Chinese Stocks Rebound Despite Pandemic and Economic Challenges
The Chinese stock market saw positive annual gains in 2024, ending a three-year downturn. The CSI 300 Index grew by 15.9%, and the Shanghai Composite rose by 13.9%, driven by supportive policies, strong banking stocks, and a chip sector boost. However, challenges remain in factory activity and trade risks.
Chinese stocks closed 2024 on a high note, recovering from a challenging three-year downturn prompted by pandemic disruptions and economic concerns. The blue-chip CSI 300 Index surged 15.9%, marking the end of its losing streak since 2021, buoyed by robust banking stock performances and significant gains in the semiconductor sector.
The Shanghai Composite Index climbed 13.9% throughout the year, while Hong Kong's Hang Seng Index posted a 17.9% annual increase, both reversing prolonged periods of decline. Analysts at Value Partners emphasized that the surprising positive performance was aided by various supportive measures across monetary policy and capital markets, overshadowing lingering economic issues.

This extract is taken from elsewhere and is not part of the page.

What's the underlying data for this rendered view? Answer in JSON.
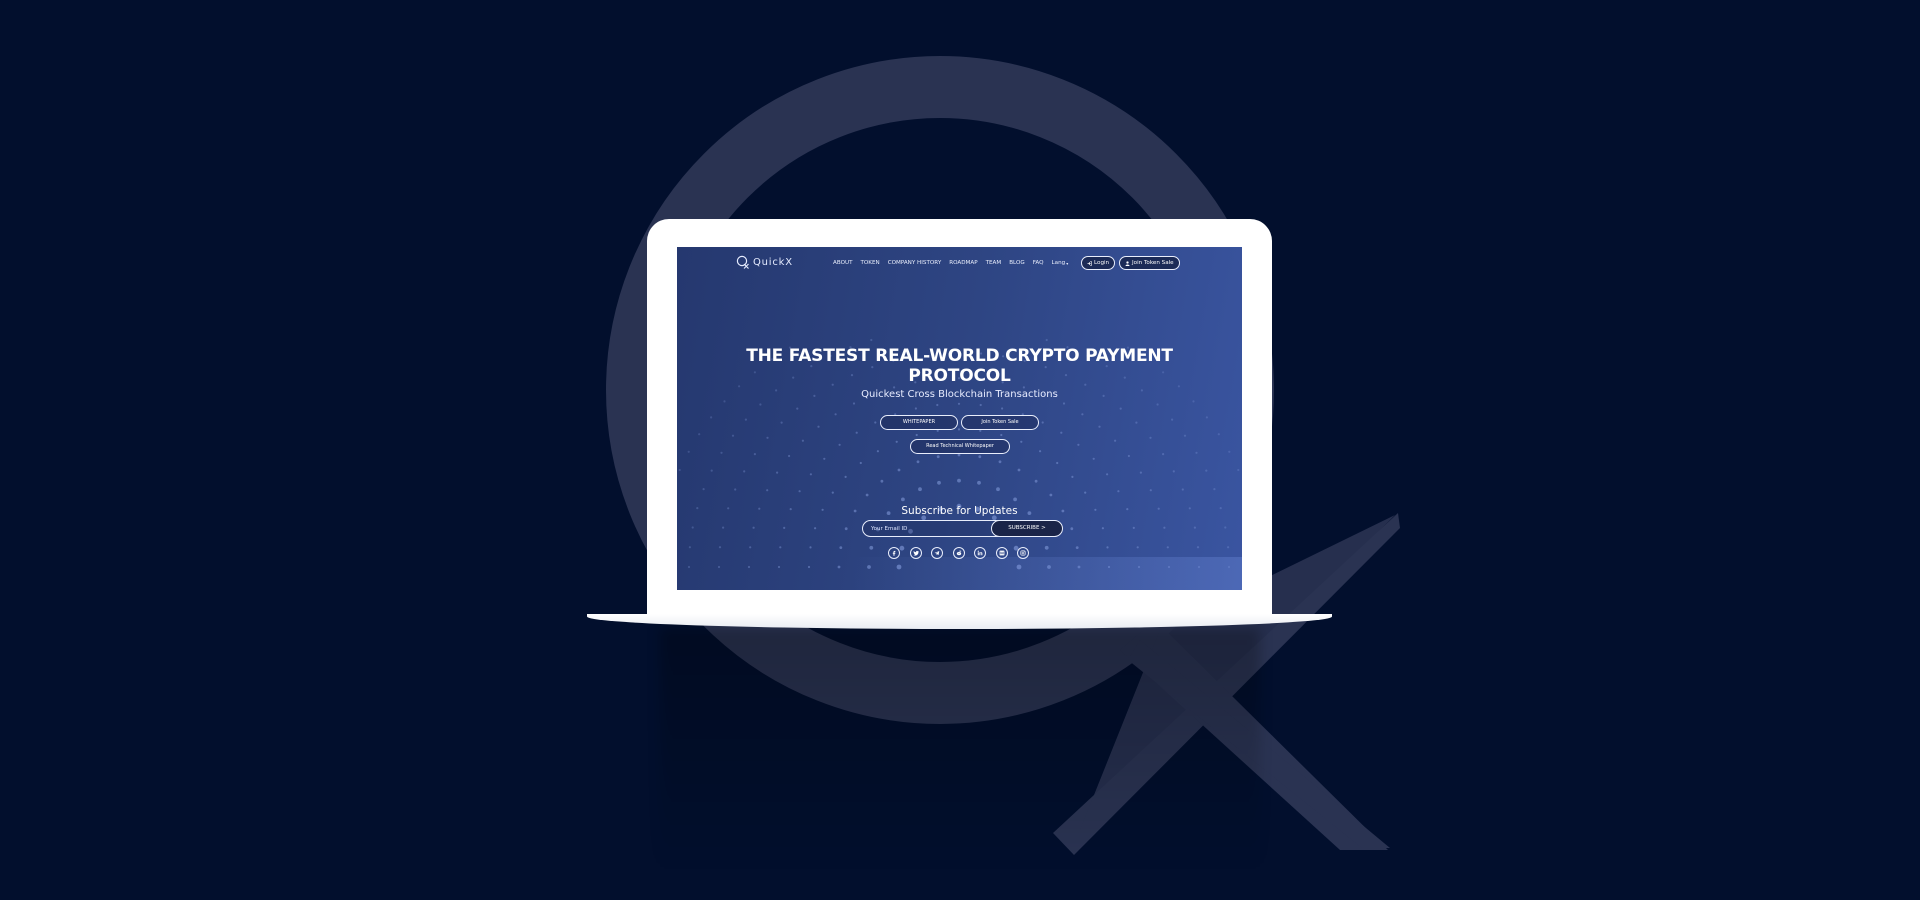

Despite these gains, the final trading day of the year saw a dip, with the CSI Index falling 0.6%. This decline reflected slowing factory activity and rising trade risks as China entered the final phase of policy-driven trading. Looking to 2025, experts anticipate dividend-paying stocks might continue to outperform even as U.S. political shifts, including Donald Trump's inauguration, could impact market stability.